Overall, the survey shows that the social element and influence of friends and family are strong drivers of new investors entering the crypto market, with many relying on these sources for information. It also suggests that many new investors may not fully understand the complexities of cryptocurrency and the risks involved.

Crypto Adoption In Europe Increases Amidst Struggling Market

The use of cryptocurrency in Europe has been steadily increasing, but there are significant gender gaps in its ownership.

In the UK, only a small number of respondents in a survey conducted in March 2022 claimed to own cryptocurrency, with Bitcoin being the preferred cryptocurrency. Similarly, in Germany, the percentage of people who owned cryptocurrency was only a few points higher than those who planned to invest in it in the future.

However, among those who had already invested in cryptocurrency, nearly half of them planned to increase their investments in the next six months. In France, Bitcoin remained the most popular currency among those who had invested in cryptocurrency or planned to do so, including NFTs.

Switzerland had over 50% of its crypto investors inclined towards buying and holding crypto, with Bitcoin as their top preference. On the other hand, Europe has experienced a surge in the implementation of stringent regulations on cryptocurrency, despite its increasing adoption.

During the first half of 2022, over 50% of surveyed individuals who owned cryptocurrency expressed their desire to increase their holdings within the next year. This sentiment was more prominent among younger age groups than older generations. Bitcoin and Ethereum were the preferred cryptocurrencies during this period.

However, the cryptocurrency market suffered a decline in value starting in the spring of 2022, resulting in investor enthusiasm loss and negative asset price movements across Europe.

FTX’s fall and BlockFi’s bankruptcy led lawmakers in Europe to agree on implementing licensing and supervision rules by 2024 to ensure consumer protection, market integrity, and financial stability.

The crypto crash had varying impacts across Europe, with countries such as Cyprus being hit harder than others due to a lack of national regulations. Nonetheless, Germany, the Netherlands, and France saw limited impacts thanks to their national regulations that shielded them from severe losses.
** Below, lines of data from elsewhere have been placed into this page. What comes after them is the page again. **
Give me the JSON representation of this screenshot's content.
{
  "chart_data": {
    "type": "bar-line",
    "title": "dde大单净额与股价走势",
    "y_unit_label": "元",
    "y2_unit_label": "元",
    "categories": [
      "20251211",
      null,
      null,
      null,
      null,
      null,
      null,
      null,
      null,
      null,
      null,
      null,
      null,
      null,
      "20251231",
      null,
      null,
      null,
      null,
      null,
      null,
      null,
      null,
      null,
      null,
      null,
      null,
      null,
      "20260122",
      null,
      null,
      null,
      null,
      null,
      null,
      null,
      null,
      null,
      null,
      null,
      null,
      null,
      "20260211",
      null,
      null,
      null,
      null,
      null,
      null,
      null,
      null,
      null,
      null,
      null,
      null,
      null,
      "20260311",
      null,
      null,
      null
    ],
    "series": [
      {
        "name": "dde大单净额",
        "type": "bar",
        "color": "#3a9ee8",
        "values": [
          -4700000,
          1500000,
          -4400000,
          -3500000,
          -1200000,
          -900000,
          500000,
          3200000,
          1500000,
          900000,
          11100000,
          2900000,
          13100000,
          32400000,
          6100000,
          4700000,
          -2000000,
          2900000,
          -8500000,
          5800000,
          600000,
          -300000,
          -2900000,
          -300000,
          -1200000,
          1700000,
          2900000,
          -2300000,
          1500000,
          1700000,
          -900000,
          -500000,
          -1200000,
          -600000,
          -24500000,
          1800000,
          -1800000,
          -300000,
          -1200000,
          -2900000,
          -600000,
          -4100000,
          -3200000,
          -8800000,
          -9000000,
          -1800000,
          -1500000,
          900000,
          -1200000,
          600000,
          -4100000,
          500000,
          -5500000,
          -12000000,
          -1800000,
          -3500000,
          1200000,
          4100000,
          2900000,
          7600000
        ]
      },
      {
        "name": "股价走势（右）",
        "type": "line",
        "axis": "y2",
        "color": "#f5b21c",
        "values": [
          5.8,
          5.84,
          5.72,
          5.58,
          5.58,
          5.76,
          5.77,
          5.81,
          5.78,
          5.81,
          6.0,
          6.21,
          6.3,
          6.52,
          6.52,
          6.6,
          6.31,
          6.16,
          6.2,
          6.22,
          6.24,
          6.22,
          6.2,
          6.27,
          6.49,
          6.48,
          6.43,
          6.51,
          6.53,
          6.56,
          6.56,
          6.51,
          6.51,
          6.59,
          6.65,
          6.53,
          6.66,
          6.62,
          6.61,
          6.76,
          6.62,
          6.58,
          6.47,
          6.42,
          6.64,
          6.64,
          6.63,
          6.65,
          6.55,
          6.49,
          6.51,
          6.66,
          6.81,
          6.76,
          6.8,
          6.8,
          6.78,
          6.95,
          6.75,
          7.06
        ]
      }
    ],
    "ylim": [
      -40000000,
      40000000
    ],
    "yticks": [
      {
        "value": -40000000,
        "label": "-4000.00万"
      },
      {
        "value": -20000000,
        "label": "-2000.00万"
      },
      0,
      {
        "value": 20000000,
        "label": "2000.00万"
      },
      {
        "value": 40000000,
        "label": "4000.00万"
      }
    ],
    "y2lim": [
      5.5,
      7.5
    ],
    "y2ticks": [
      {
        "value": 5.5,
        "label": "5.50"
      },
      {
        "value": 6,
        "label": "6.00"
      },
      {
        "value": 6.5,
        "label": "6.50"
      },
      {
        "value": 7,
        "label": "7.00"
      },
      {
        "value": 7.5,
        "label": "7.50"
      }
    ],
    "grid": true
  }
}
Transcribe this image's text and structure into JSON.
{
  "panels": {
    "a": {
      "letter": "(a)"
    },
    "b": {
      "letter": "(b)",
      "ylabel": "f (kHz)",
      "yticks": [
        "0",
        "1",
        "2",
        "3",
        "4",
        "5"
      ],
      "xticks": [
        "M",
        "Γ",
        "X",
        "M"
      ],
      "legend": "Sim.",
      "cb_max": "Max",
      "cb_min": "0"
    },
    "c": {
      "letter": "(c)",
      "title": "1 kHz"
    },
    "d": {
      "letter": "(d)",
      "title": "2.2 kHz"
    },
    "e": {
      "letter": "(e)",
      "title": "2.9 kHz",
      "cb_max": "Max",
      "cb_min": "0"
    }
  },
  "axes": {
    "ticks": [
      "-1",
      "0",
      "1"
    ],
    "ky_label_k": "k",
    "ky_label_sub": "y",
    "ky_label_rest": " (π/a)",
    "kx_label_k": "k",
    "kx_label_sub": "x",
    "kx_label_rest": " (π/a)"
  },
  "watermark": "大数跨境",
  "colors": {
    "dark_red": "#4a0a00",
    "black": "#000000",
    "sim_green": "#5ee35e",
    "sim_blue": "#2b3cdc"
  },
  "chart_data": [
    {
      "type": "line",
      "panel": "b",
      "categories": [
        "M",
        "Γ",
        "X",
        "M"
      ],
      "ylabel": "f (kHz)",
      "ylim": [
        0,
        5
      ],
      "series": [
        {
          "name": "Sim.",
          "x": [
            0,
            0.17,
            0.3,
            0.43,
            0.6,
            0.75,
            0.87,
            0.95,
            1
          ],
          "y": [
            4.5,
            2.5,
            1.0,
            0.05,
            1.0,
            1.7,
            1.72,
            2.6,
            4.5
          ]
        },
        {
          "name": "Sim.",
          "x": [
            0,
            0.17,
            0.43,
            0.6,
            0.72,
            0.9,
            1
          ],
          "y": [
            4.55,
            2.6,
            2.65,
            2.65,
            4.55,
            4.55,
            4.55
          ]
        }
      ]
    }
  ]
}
Will Central Bank Digital Currencies Catalyze Cryptocurrency Adoption?

We are now in a period of stagflation, with central banks – specifically the Fed – making decisions that could do more harm than good.

The Fed has already spent a considerable amount of money on quantitative easing during the pandemic, but it now seems that they are focusing on fighting inflation by raising interest rates and potentially using quantitative tightening (QT).

These decisions have created an opportunity for those with cash to purchase assets from those who are less well-off and have to sell. This has resulted in an unbalanced economy where too much is given to those who don’t need it, while those who do have to spend get very little. This can be improved if central banks target nominal GDP instead of inflation and institute mild QE while lowering interest rates.

On the other hand, the consequences of continuing with the current path could result in a recession. For instance, in the next two years, over $3 trillion of property loans in the US are expected to be refinanced, resulting in a -40% drop in commercial property values.

Investors are piling into cryptocurrencies as a hedge against what they perceive as a problem in the fiat world. It remains to be seen if this trend will continue. However, it’s likely that central banks worldwide will be implementing Central Bank Digital Currencies (CBDCs) to airdrop tokens like Bitcoin directly into people’s wallets. This move will simplify the process and ensure that the needful can spend while those well-off can’t save or earn interest on it.

This could very likely make cryptocurrencies more accessible to a wider section of the demographic. Plus, an institutional currency will help instill confidence in the CBDC and therefore promote further adoption. As for now, investors can keep their eye on further surveys to keep themselves updated on factors influencing cryptocurrency adoption.